Coun. Peter Magill and Coun. Karen Wall, the two newest members of town council, expressed some skepticism over whether the town needs to charge user groups much, if at all, because they provide a service and don’t make a lot of money doing it.
The town argues that some money has to be paid as is standard in order to cover administrative costs of weekly reporting to the Government of the Northwest Territories and to pay for insurance and liabilities.
“I wonder if we’re putting undue stress on the few remaining service clubs and groups by looking to collect money from something that is essentially there to provide enough capital … to do what the town can’t do, especially like running a golf course or a ski club,” Magill said.
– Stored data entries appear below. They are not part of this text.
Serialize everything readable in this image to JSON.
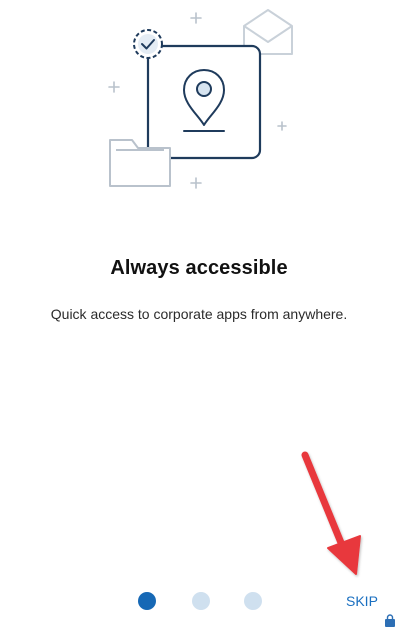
{
  "onboarding": {
    "headline": "Always accessible",
    "description": "Quick access to corporate apps from anywhere.",
    "skip_label": "SKIP"
  },
  "pager": {
    "total_pages": 3,
    "current_page": 1
  },
  "colors": {
    "accent": "#1a6fc0",
    "illustration_stroke": "#1f3b5c",
    "dot_active": "#1668b5",
    "dot_inactive": "#cfe0ef",
    "annotation_arrow": "#e8383d"
  },
  "icons": {
    "illustration": "location-pin-card-icon",
    "check": "check-badge-icon",
    "mail": "envelope-icon",
    "folder": "folder-icon",
    "lock": "lock-icon"
  }
}
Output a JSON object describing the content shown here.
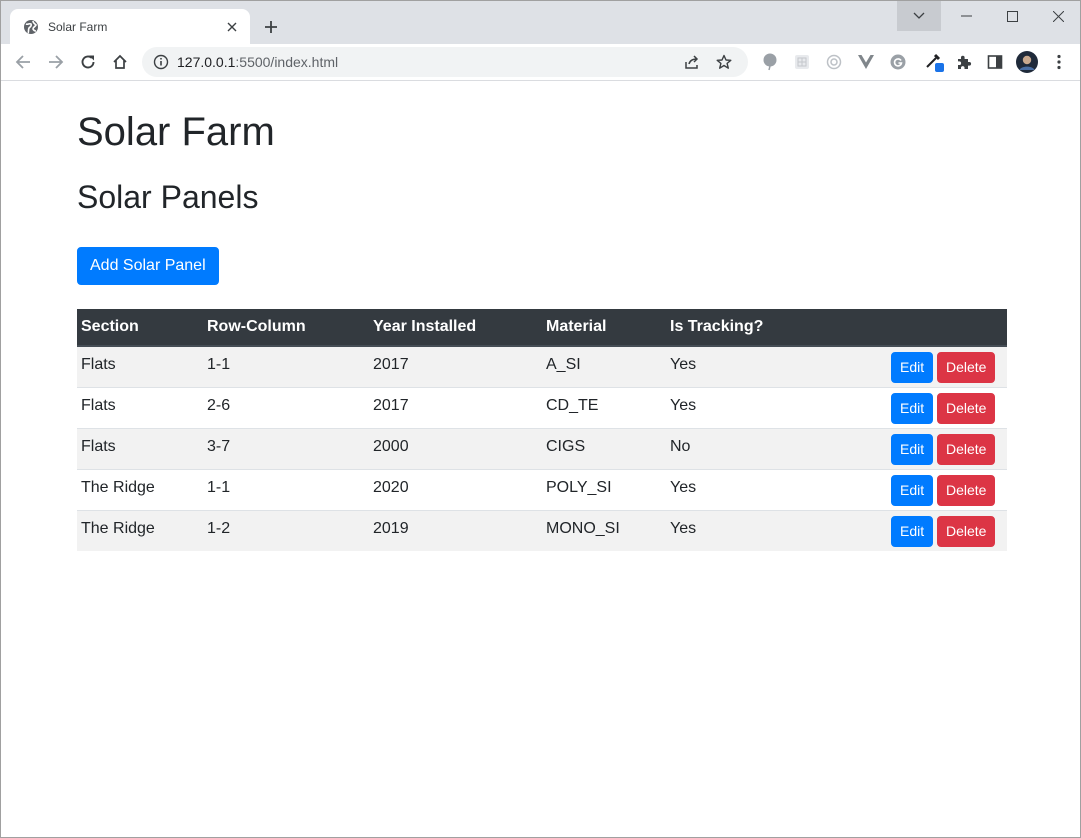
{
  "browser": {
    "tab_title": "Solar Farm",
    "url_host": "127.0.0.1",
    "url_rest": ":5500/index.html",
    "icons": [
      "globe-icon",
      "close-icon",
      "plus-icon",
      "chevron-down-icon",
      "minimize-icon",
      "maximize-icon",
      "window-close-icon",
      "back-arrow-icon",
      "forward-arrow-icon",
      "reload-icon",
      "home-icon",
      "info-icon",
      "share-icon",
      "star-icon",
      "extension-icons",
      "puzzle-icon",
      "sidebar-icon",
      "avatar",
      "kebab-menu-icon"
    ]
  },
  "page": {
    "heading": "Solar Farm",
    "subheading": "Solar Panels",
    "add_button_label": "Add Solar Panel",
    "table": {
      "headers": [
        "Section",
        "Row-Column",
        "Year Installed",
        "Material",
        "Is Tracking?",
        ""
      ],
      "rows": [
        {
          "section": "Flats",
          "row_column": "1-1",
          "year": "2017",
          "material": "A_SI",
          "tracking": "Yes"
        },
        {
          "section": "Flats",
          "row_column": "2-6",
          "year": "2017",
          "material": "CD_TE",
          "tracking": "Yes"
        },
        {
          "section": "Flats",
          "row_column": "3-7",
          "year": "2000",
          "material": "CIGS",
          "tracking": "No"
        },
        {
          "section": "The Ridge",
          "row_column": "1-1",
          "year": "2020",
          "material": "POLY_SI",
          "tracking": "Yes"
        },
        {
          "section": "The Ridge",
          "row_column": "1-2",
          "year": "2019",
          "material": "MONO_SI",
          "tracking": "Yes"
        }
      ],
      "edit_label": "Edit",
      "delete_label": "Delete"
    }
  },
  "colors": {
    "primary": "#007bff",
    "danger": "#dc3545",
    "table_header": "#343a40",
    "stripe": "#f2f2f2"
  }
}
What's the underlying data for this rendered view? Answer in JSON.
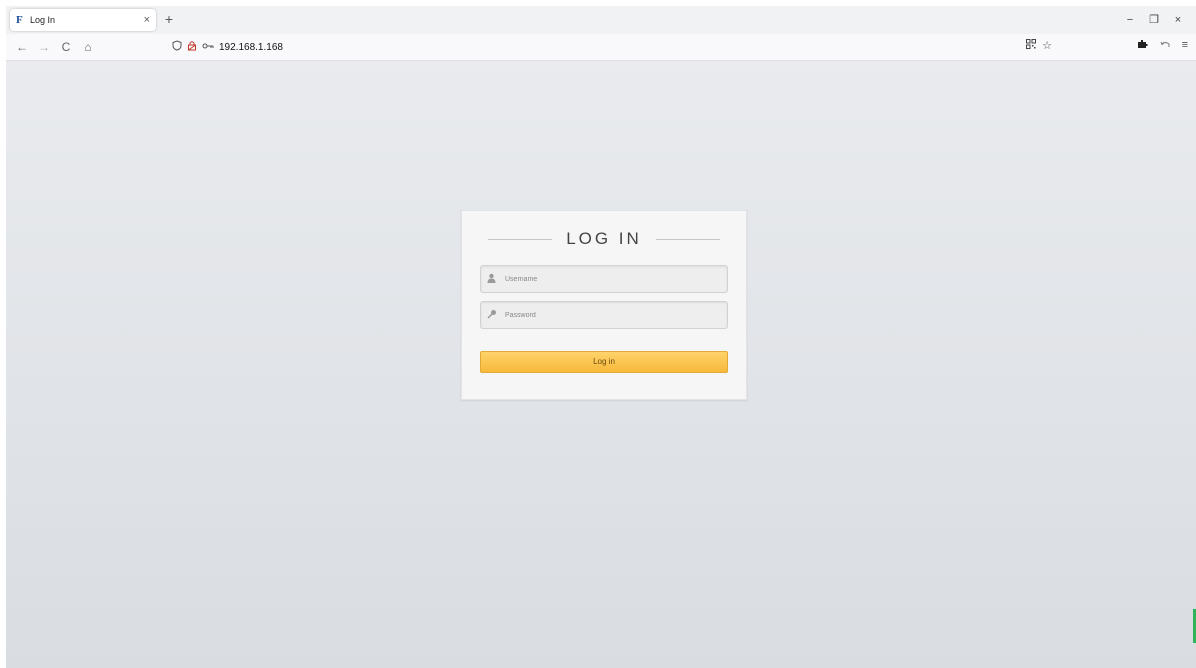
{
  "browser": {
    "tab": {
      "favicon": "F",
      "title": "Log In",
      "close": "×"
    },
    "new_tab": "+",
    "window_controls": {
      "minimize": "−",
      "restore": "❐",
      "close": "×"
    },
    "nav": {
      "back": "←",
      "forward": "→",
      "reload": "C",
      "home": "⌂"
    },
    "url": "192.168.1.168",
    "url_icons": {
      "shield": "shield-icon",
      "lock": "lock-icon",
      "key": "key-icon"
    },
    "url_right": {
      "qr": "qr-code-icon",
      "bookmark": "star-icon"
    },
    "toolbar_right": {
      "extensions": "puzzle-icon",
      "undo": "undo-icon",
      "menu": "menu-icon"
    }
  },
  "login": {
    "title": "LOG IN",
    "username_placeholder": "Username",
    "password_placeholder": "Password",
    "submit_label": "Log in"
  },
  "colors": {
    "button_top": "#ffd36b",
    "button_bottom": "#f7b93a",
    "page_bg": "#e3e6ea"
  }
}
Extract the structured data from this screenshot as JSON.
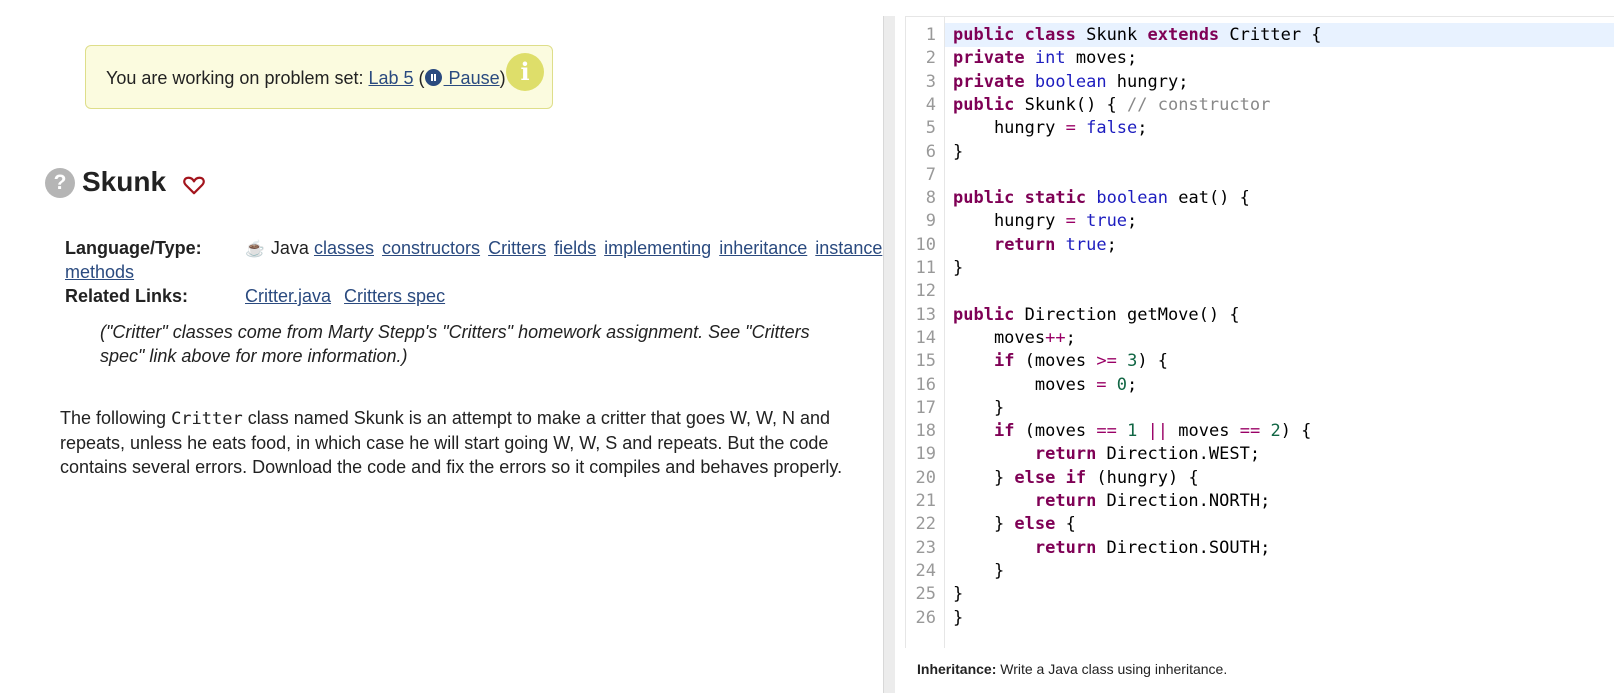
{
  "notice": {
    "prefix": "You are working on problem set: ",
    "set_link": "Lab 5",
    "paren_open": " (",
    "pause_label": " Pause",
    "paren_close": ")",
    "info_icon": "i"
  },
  "problem": {
    "title": "Skunk",
    "help_icon": "?",
    "language_label": "Language/Type:",
    "language": "Java",
    "tags": [
      "classes",
      "constructors",
      "Critters",
      "fields",
      "implementing",
      "inheritance",
      "instance"
    ],
    "tag_wrap": "methods",
    "related_label": "Related Links:",
    "related_links": [
      "Critter.java",
      "Critters spec"
    ],
    "note": "(\"Critter\" classes come from Marty Stepp's \"Critters\" homework assignment. See \"Critters spec\" link above for more information.)",
    "desc_before": "The following ",
    "desc_code": "Critter",
    "desc_after": " class named Skunk is an attempt to make a critter that goes W, W, N and repeats, unless he eats food, in which case he will start going W, W, S and repeats. But the code contains several errors. Download the code and fix the errors so it compiles and behaves properly."
  },
  "editor": {
    "lines": [
      "public class Skunk extends Critter {",
      "private int moves;",
      "private boolean hungry;",
      "public Skunk() { // constructor",
      "    hungry = false;",
      "}",
      "",
      "public static boolean eat() {",
      "    hungry = true;",
      "    return true;",
      "}",
      "",
      "public Direction getMove() {",
      "    moves++;",
      "    if (moves >= 3) {",
      "        moves = 0;",
      "    }",
      "    if (moves == 1 || moves == 2) {",
      "        return Direction.WEST;",
      "    } else if (hungry) {",
      "        return Direction.NORTH;",
      "    } else {",
      "        return Direction.SOUTH;",
      "    }",
      "}",
      "}"
    ]
  },
  "footer": {
    "label": "Inheritance:",
    "text": " Write a Java class using inheritance."
  },
  "colors": {
    "link": "#2a4a7f",
    "notice_bg": "#fbfbdf",
    "keyword": "#7f0055",
    "type": "#1d1dbf"
  }
}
“Those jobs and the town offering of the Chase the Ace are in a bylaw and the contribution agreement covers the time that staff would be tasked to do jobs, according to that bylaw. I would think that we would want to make that fee as little as possible so those are those groups are very successful.”
Wall, who was the president of the ski club up to November, said the club was making very little this year to raise the question of why the town needed fees.
“At the beginning we weren’t even making any money and it just didn’t seem to make sense,” she said. “We were paying out more than we were making as a user group, it just kind of felt like it was a lot of money.”
The Hay River Golf Club and the Hay River Ski Club completed their 25th week of a joint fundraising on Feb. 18 with the Chase the Ace lottery.
The golf club is aiming to replace its roof and upgrade its washroom and flooring while the ski club is seeking money to put toward a new groomer and other equipment.
The prize pot currently sits at $17,206.50.
Chuck Lirette of the ski club said that often fees to the municipality have cut into the amounts raised for worthy causes at the golf and ski club that are otherwise supported by volunteers.
“We’re pleased in the sense that it’s going to reduce the lottery fees that we’ve been paying,” he said. “So that means more money coming back to the ski club on the golf club to help with all of the different equipment and projects out there that we’re trying to do.”
Lirette explained that the amounts that he has been paying the town have varied. For example, when the jackpot and weekly prize is between $7,000 and $20,000, the lottery fee is $300 per night.
That amount increases, however, once the pot prize goes beyond that range.
“As the total of the jackpot and the weekly prize goes beyond the $20,000 mark then the lottery fees were scheduled to increase to $1,500 a night,” Lirette explained.
“That means we would be paying $6,000 a month in lottery fees to the town. That’s a huge amount of money and would take up the majority of the profits that we’re seeing.”